The New Zealand Alps 2 Ocean (A2O) trail is the longest continuous cycle trail in NZ at around 400 km. Starting from the Mount Cook (Aoraki) area in the Southern Alps or the more accessible alternate start from Lake Tekapo, it leads you on a journey through the South Island’s spectacular scenery to the town of Oamaru on the east coast. The cycle trail is divided into nine sections,
Pam and I cycled the first three, we overnighted at Tekapo in a B&B, an hotel at Twizel, the Lodge at Ohau and a motel at Omarama. A "man with a van" moved our cases to the next overnight stop.

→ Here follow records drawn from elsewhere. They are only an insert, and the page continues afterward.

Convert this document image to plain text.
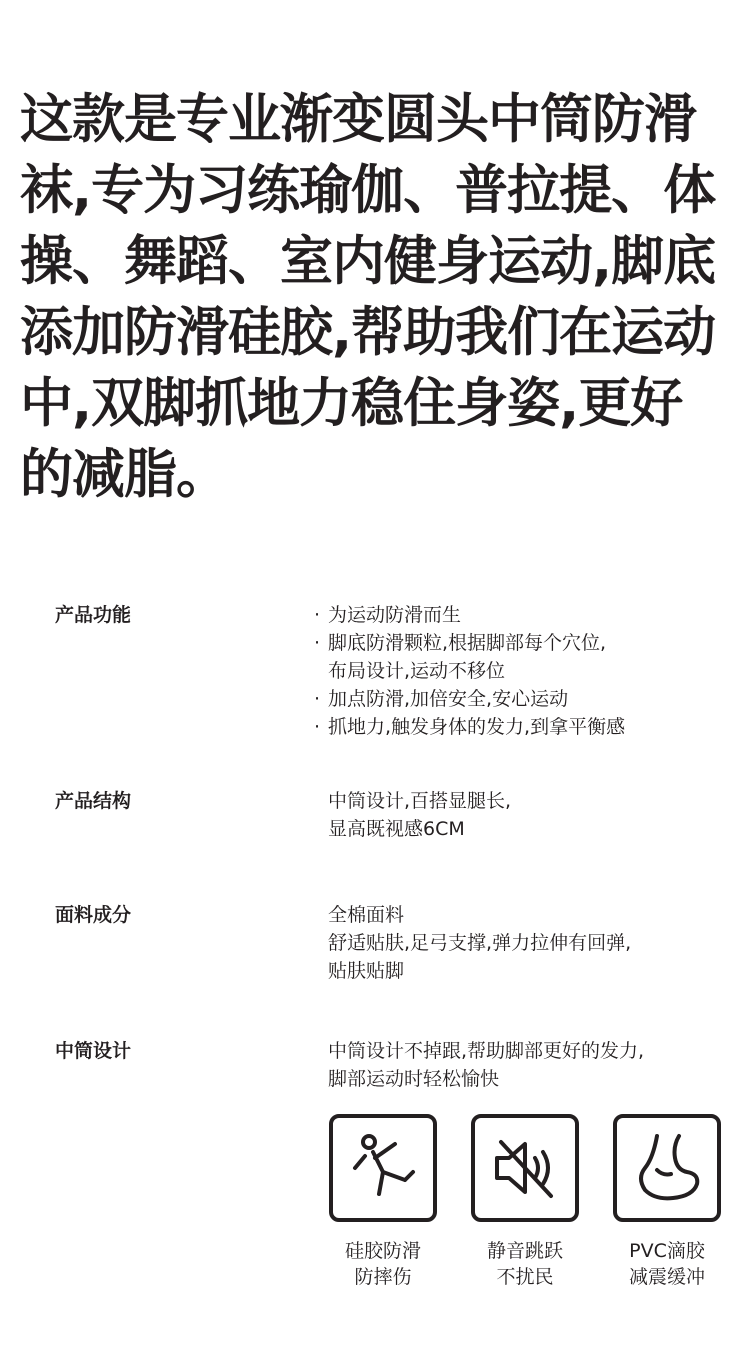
这款是专业渐变圆头中筒防滑袜,专为习练瑜伽、普拉提、体操、舞蹈、室内健身运动,脚底添加防滑硅胶,帮助我们在运动中,双脚抓地力稳住身姿,更好的减脂。

产品功能
·	为运动防滑而生
· 脚底防滑颗粒,根据脚部每个穴位,
布局设计,运动不移位
· 加点防滑,加倍安全,安心运动
· 抓地力,触发身体的发力,到拿平衡感
产品结构	中筒设计,百搭显腿长,
显高既视感6CM
面料成分	全棉面料
舒适贴肤,足弓支撑,弹力拉伸有回弹,
贴肤贴脚
中筒设计	中筒设计不掉跟,帮助脚部更好的发力,
脚部运动时轻松愉快
硅胶防滑
防摔伤
静音跳跃
不扰民
PVC滴胶
减震缓冲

The track varies from flat compacted gravel to quite difficult hilly sections surfaced with sometimes largish stones, up to fist sized
Lake Tekapo is about three hours drive south-west of Christchurch. There is a handy daily bus service from Christchurch. The township faces north across a turquoise coloured lake to the mountainous drama of the Southern Alps. Lake Tekapo gets its intense milky-turquoise colour from the fine rock-flour, (blue granite ground up by glaciers) which is suspended in the water. Lake Tekapo is part of a UNESCO Dark Sky Reserve, and a perfect spot for stargazing. In fact there is a small observatory here with fantastic "seeing". Just pick a moonless night!
Quite a surprise to the visitor is this elaborate seemingly over-engineered footbridge over a small inlet on the lake just near the town that seems to go to nowhere in particular. In fact it is not the first, the previous crossing, a suspension bridge, did not survive the howling gales that sometime roar down from the mountains. So a very strong substitute was needed, it took over six years to complete, opened in Dec. 2015.
The multi-coloured lupins are a feature of the area.
View beyond the lake of the Southern Alps — Mt. Cook is in there somewhere! Just a taste of the wind that blows at times, it is not always placid!
This is one of the best places to see the Aurora Australis or Southern Lights in NZ. In fact the atmosphere is so clear here, two observatories close by take advantage of the conditions for cosmic research.
The McKenzie (or Waitaki) hydro canals are a series of man-made canals joining three lakes (Tekapo, Ohau and Pukaki) that, despite their bland appearance, provide many kilometers of outstanding cycling. You will see plenty of fishing for some very large trout and salmon. The canals are are part of extensive hydro-electric power generation in NZ that provides over 50% of the country's electical energy needs.
An expert fly fisherman after trout or salmon. There are salmon farms in parts of the canals that are fed pellets, but the main source of food for the free fish is freshwater snails, commonly known as nymphs, that breed in weed beds.
Crossing a weir on the way to Lake Ohau. There is a ramp over the unusual siphon pipe for bikes and hikers.
Approaching Lake Ohau (pronounced oh-how). Not much visited as the main road tends eastwards and misses it completely. Most visitors to arrive at the town of Omarama are not conscious of the magnificent lake just beyond their view.
Scenic track around a section of Lake Ohau.The only practical way to see much of this lake is by bike, as hikers are not supposed to use it.
Lake Ohau, just brilliant!
View from the main common-room of Lake Ohau Lodge. The Lodge services the Ohau Snow Fields during the season and hikers and touring cyclist in summer. There are varied accommodation options from bunk style rooms to more upmarket en-suites. Very laid-back vibe.
Omarama is a small regional centre for the surrounding farm holdings, now predominantly dairy. Lots of modern motels to accommodate visitors for the fishing and gliding opportunities. Now the A2O cyclists also stay for a well deserved break.
The well-maintained A2O bike paths around Omarama. Quite a contrast to the rather challenging rough downhill track from Lake Ohau Lodge to Omarama.
Taking a break in a leafy glen just outside Omarama at Lake Aviemore
Overall route of the A2O track. The whole trip would take between six and eight days.